Fun_People Archive
24 Sep
News of the Weird
Date: Tue, 24 Sep 91 09:49:18 PDT
To: Fun_People
Subject: News of the Weird
Officials at the Houston Zoo admitted that their coral snake
was a rubber imitation. "We had live snakes in the exhibit,
but they didn't do so well," said curator John Donaho. "They
tend to die."
Robert Kropinski of Philadelphia sued Transcendental Meditation
groups where he spent 11 years as a student & teacher, claiming
he suffered psychological disorders as a result of never having
achieved the "perfect state of life" the group promised. The
36-yr-old real-estate manager said, for example, that the groups
had told him he would be taught to "fly" through self-levitation,
but all he learned to do was "hop with the legs folded in the
lotus position."
A construction company in Saipan, Northern Marianas, placed a
notice in the local newspaper after 1 of its flashing amber
warning lights was stolen from a road construction site on March
28, 1984. Noting that the lights were necessary to warn motorists
of the excavation so they could avoid an accident, the company
said it was removing "the remaining warning lights and we are
not going to install them again unless we are sure they will not
be stolen."
And from "Wrong Arm of the Law":
In Atlanta, a daring thief stole $8900 worth of cameras &
accessories from an exhibit booth at a convention for crime-
detection experts. His getaway was delayed by having to pretend
to be a salesman and give a 45-minute sales pitch to a security
guard who had seen him walking off with the goods.

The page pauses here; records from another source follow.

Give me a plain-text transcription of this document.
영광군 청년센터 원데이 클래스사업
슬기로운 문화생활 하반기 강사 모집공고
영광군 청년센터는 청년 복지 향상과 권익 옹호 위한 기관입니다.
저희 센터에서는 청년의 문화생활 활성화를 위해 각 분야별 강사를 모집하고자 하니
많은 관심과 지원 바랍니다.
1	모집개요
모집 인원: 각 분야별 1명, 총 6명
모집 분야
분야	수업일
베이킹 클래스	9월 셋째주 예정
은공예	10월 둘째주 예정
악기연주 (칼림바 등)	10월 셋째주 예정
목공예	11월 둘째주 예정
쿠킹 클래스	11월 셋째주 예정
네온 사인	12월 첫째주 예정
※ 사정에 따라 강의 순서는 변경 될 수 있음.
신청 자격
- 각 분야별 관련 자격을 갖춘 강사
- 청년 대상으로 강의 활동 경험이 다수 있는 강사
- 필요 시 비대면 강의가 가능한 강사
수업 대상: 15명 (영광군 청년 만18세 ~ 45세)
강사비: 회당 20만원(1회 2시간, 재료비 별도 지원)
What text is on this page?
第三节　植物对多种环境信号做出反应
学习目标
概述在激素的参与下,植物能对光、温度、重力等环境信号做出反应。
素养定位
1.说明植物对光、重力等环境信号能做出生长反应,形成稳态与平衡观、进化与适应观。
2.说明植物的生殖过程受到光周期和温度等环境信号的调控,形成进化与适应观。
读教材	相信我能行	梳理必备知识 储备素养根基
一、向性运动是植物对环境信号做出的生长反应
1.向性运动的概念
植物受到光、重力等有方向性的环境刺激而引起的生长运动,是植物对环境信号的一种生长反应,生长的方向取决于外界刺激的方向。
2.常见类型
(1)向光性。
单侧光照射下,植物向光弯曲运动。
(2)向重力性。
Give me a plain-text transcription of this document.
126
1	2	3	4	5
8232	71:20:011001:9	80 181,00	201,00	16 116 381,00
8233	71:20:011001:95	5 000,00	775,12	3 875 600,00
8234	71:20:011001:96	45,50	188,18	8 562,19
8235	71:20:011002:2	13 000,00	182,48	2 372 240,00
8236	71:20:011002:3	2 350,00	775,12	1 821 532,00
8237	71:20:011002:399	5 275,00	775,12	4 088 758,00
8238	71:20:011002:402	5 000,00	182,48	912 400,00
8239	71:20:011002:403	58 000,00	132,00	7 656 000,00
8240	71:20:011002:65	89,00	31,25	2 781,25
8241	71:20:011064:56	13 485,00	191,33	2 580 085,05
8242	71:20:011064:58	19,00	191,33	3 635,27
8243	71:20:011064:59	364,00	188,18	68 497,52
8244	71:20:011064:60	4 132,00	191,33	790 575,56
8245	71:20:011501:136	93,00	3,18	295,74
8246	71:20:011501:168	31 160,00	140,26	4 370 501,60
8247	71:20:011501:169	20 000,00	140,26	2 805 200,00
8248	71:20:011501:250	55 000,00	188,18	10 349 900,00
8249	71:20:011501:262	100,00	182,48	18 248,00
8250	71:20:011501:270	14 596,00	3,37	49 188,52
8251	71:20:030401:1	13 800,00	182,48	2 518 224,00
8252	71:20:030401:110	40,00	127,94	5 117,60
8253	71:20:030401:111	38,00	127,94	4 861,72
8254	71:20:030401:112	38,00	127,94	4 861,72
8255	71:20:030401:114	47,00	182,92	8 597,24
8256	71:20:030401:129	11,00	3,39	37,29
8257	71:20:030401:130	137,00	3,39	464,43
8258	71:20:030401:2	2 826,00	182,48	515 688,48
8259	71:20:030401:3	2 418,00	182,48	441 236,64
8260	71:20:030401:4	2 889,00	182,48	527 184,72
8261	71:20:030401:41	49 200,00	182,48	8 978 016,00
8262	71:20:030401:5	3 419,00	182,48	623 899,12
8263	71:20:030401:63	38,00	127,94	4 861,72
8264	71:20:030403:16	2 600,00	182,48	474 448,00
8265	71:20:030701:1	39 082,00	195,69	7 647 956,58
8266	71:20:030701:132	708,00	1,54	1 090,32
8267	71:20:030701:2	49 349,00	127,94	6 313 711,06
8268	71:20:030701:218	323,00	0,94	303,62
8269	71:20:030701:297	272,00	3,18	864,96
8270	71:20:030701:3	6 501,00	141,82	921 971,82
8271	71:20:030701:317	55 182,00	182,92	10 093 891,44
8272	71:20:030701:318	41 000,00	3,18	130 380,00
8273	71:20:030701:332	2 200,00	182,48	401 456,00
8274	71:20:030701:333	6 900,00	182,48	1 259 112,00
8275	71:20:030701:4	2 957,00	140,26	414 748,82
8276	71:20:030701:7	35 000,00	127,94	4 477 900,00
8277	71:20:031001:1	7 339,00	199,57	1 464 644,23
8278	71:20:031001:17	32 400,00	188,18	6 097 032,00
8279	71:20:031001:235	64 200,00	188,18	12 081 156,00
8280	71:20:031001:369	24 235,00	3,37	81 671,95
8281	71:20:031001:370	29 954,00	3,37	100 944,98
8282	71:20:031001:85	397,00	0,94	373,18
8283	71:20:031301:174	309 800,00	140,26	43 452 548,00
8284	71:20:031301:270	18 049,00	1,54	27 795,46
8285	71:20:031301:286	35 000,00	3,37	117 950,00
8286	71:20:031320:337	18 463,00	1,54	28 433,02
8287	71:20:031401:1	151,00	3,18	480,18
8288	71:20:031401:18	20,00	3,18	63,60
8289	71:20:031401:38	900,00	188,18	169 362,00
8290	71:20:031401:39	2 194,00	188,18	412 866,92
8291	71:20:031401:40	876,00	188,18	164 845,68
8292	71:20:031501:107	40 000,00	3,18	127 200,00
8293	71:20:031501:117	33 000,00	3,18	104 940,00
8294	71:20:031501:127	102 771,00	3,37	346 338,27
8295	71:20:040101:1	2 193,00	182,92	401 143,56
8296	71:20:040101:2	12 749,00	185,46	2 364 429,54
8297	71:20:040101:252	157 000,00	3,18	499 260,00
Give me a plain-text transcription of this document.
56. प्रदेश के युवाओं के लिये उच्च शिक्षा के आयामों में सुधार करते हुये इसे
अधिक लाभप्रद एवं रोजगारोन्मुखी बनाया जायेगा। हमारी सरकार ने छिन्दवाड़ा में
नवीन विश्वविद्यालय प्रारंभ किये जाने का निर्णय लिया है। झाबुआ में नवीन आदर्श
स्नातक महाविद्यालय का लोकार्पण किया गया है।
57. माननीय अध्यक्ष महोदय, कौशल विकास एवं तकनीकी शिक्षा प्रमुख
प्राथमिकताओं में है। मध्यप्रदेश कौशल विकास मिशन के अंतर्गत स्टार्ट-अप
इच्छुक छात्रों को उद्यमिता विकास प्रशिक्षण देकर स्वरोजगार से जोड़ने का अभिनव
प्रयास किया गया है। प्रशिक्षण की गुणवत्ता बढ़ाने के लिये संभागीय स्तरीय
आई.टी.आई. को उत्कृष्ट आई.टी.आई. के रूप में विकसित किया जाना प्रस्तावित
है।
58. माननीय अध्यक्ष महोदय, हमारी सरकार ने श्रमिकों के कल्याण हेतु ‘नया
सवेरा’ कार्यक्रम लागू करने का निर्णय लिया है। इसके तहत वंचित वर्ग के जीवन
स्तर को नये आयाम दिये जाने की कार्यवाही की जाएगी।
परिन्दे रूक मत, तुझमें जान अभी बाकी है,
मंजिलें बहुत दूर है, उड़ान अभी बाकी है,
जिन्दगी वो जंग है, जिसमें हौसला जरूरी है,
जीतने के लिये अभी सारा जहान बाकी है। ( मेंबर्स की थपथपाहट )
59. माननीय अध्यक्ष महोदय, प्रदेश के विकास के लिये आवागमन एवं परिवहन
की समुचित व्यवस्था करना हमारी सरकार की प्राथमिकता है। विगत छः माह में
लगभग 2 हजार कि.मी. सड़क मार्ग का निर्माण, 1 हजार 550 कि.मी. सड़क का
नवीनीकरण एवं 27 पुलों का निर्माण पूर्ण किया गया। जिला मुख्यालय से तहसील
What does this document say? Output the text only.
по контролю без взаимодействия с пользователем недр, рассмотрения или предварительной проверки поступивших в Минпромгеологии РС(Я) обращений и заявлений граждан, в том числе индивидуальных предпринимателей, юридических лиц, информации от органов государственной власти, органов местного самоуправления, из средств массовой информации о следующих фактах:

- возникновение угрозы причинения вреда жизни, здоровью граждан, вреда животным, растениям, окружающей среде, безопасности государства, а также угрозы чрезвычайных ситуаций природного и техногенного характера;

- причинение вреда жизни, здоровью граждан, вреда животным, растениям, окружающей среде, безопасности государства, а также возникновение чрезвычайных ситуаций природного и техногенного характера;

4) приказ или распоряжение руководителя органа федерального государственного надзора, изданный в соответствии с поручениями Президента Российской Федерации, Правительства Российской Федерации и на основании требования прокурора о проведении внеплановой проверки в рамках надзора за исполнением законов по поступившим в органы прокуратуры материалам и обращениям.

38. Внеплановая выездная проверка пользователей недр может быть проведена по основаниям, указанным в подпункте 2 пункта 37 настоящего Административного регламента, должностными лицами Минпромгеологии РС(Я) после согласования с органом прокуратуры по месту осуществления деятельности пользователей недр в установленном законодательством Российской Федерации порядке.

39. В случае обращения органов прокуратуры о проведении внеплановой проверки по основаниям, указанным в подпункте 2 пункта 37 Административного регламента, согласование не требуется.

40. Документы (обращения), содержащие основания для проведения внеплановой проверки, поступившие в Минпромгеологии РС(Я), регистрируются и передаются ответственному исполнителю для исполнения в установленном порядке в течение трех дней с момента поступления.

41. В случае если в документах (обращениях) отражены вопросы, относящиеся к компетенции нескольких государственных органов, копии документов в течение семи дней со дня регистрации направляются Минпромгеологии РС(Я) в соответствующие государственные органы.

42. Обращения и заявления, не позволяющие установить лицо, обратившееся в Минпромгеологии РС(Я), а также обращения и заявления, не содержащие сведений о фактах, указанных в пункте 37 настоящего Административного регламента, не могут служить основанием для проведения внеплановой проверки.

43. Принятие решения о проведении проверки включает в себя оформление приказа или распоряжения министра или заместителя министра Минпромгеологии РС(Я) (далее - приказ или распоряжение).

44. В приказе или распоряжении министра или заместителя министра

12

Police in Tulsa, responding to an emergency call that a man was
holding a woman at knifepoint, surrounded the wrong house. The
man was in the house next door. He tried several times to
surrender, but the police, thinking he was just a nosy neighbor,
kept ordering him back inside. After about an hour, a newspaper
photographer who lived nearby alerted police to their mistake.
In Florida, Dade County & Jacksonville officials discovered that
their new $34 million jail was being built with 195 cells-- but
no cell doors. Michael Berg, city-county director of jails &
prisons, said he wasn't sure how the oversight occurred but that
there was money to pay the extra $1.5 million to have the doors
added. And at the Ontario County Jail in Canandaigua, NY,
installation of new cell doors was halted when officials
discovered the bars were too far apart & prisoners could slip
through them.
Undercover police in Pompano Beach, FL, arranged to sell
2 lbs. of cocaine. The buyers turned out to be undercover
officers from the Ft. Lauderdale police force.
Police in Van Nuys, CA arrested Dennis John Alston on charges
of forging checks, then released him when he posted bail with
a $1500 cashier's check. It turned out to be a forgery.
Police in Sydney Mines, Nova Scotia, raided their own Christmas
party for not having a license to serve liquor.
Tommy Cribbs, the sheriff of Dyer County, TN, was arrested in
Van Buren, MO, after police noticed his car in the parking lot
of a local motel. A car of that description had been used in
the theft of 2 sheep from a nearby farm. Officers who were
questioning people at the motel were led to Cribbs after a
sheep was thrown from the window of his room.